You are just drawing different conclusions from some of his experiences. He drew his own personal conclusions. Its all a matter of perspective. Like I said, people think differently. And his way of thinking, considering how his life had been, isn't illogical at all. You just don't agree with the conclusion he reached because you are focusing and giving more importance to certain aspects of what he experienced, while he is focusing and giving more importance to others.
(Btw, you don't know if most were grateful or not. It didn't show much of that in the flashback, you are just assuming that most of the people Midora saw acted mostly as the ones Toriko saw, which isn't implied at all in the chapter. If anything is implied, its the opposite. As far as you know, its perfectly possible that, since the world was in eternal war, people were hopeless, even when someone gave them food, and many acted rude due to their hopelessness.)
And I don't think we are supposed to feel very sympathetic towards Midora… What the flashback was implying is that he had a rough life, drew the wrong conclusions, and lost himself in a self imposed pit of anger and sadness that gave born to an extreme eating compulsion. He is neither just a poor understood child or a true and complete monster.
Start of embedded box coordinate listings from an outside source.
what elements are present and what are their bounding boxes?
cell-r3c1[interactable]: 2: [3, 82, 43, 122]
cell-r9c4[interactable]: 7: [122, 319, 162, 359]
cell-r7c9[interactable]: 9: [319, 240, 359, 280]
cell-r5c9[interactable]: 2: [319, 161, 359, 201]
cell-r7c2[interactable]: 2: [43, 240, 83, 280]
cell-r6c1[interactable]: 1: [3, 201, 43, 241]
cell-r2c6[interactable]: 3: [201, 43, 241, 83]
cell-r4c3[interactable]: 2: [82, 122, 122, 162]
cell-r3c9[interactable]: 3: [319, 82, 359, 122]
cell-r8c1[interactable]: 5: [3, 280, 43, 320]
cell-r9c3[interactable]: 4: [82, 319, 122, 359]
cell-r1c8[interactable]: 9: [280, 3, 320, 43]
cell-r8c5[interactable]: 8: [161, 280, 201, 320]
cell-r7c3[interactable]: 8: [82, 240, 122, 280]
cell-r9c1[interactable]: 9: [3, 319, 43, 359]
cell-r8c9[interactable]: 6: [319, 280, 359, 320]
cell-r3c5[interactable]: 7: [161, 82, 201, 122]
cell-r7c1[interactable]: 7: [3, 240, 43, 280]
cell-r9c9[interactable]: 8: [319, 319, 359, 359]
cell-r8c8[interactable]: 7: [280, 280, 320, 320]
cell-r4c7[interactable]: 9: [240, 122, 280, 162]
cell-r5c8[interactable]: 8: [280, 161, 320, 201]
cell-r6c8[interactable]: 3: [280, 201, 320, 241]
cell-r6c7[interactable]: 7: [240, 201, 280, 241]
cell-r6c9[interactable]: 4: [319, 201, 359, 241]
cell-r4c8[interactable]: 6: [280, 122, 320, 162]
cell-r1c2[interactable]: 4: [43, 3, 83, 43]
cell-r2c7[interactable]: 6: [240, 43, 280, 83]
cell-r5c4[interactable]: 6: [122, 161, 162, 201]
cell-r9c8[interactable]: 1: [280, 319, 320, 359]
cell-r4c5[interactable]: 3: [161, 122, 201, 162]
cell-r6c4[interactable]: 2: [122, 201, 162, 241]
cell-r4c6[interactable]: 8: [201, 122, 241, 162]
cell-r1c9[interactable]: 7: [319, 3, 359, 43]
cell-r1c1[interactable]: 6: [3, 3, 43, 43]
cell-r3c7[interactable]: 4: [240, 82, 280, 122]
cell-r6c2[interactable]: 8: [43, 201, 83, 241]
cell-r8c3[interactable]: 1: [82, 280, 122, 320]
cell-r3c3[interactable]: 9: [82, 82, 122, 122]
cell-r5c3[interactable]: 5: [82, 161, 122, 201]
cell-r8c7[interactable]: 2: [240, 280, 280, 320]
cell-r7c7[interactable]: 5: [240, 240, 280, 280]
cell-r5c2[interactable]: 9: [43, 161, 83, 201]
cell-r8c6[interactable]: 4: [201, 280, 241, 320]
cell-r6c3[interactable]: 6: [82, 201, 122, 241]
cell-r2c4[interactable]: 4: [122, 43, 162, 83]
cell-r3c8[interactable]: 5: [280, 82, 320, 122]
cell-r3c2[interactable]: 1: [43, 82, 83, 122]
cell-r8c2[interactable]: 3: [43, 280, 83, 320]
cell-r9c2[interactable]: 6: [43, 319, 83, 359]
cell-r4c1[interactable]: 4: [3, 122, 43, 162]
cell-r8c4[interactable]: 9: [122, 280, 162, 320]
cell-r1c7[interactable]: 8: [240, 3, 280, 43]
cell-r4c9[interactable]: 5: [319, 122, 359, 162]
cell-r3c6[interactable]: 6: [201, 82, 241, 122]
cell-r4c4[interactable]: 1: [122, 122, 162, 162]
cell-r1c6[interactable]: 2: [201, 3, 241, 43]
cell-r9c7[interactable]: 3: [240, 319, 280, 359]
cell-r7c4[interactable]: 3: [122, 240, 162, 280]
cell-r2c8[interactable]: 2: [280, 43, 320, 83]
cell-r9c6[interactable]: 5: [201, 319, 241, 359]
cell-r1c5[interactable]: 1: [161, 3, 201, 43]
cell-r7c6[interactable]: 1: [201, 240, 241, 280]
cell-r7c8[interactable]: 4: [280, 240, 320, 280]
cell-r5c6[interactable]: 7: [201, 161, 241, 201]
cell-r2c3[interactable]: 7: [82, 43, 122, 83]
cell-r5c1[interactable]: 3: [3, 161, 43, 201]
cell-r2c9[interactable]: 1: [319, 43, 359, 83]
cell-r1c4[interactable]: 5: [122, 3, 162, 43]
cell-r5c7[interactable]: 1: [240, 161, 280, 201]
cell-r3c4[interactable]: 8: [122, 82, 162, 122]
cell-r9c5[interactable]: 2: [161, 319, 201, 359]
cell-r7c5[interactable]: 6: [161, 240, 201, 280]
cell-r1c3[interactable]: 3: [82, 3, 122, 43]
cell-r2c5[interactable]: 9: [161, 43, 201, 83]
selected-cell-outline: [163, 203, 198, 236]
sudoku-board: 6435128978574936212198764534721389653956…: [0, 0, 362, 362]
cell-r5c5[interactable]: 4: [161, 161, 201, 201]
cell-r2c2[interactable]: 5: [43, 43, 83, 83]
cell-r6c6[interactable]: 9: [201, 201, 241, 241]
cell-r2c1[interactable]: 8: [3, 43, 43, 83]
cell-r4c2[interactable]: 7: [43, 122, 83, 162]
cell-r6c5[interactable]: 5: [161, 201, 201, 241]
If Frohze didn't die, he had no reason to lose himself in his own pit of anger and sadness and develop that extreme eating compulsion. I don't believe that he would ever truly share Frohze's opinion and vision (unless something else happened), and so he probably wouldn't really want to carry Acacia's mission like his brothers, but just because he disliked humanity and whatnot, it doesn't mean that he would do what he decided to do after Frohze died. So, he wouldn't be evil, or at least nowhere near how evil he is now. He probably would just prefer to live away from people, minding his own things.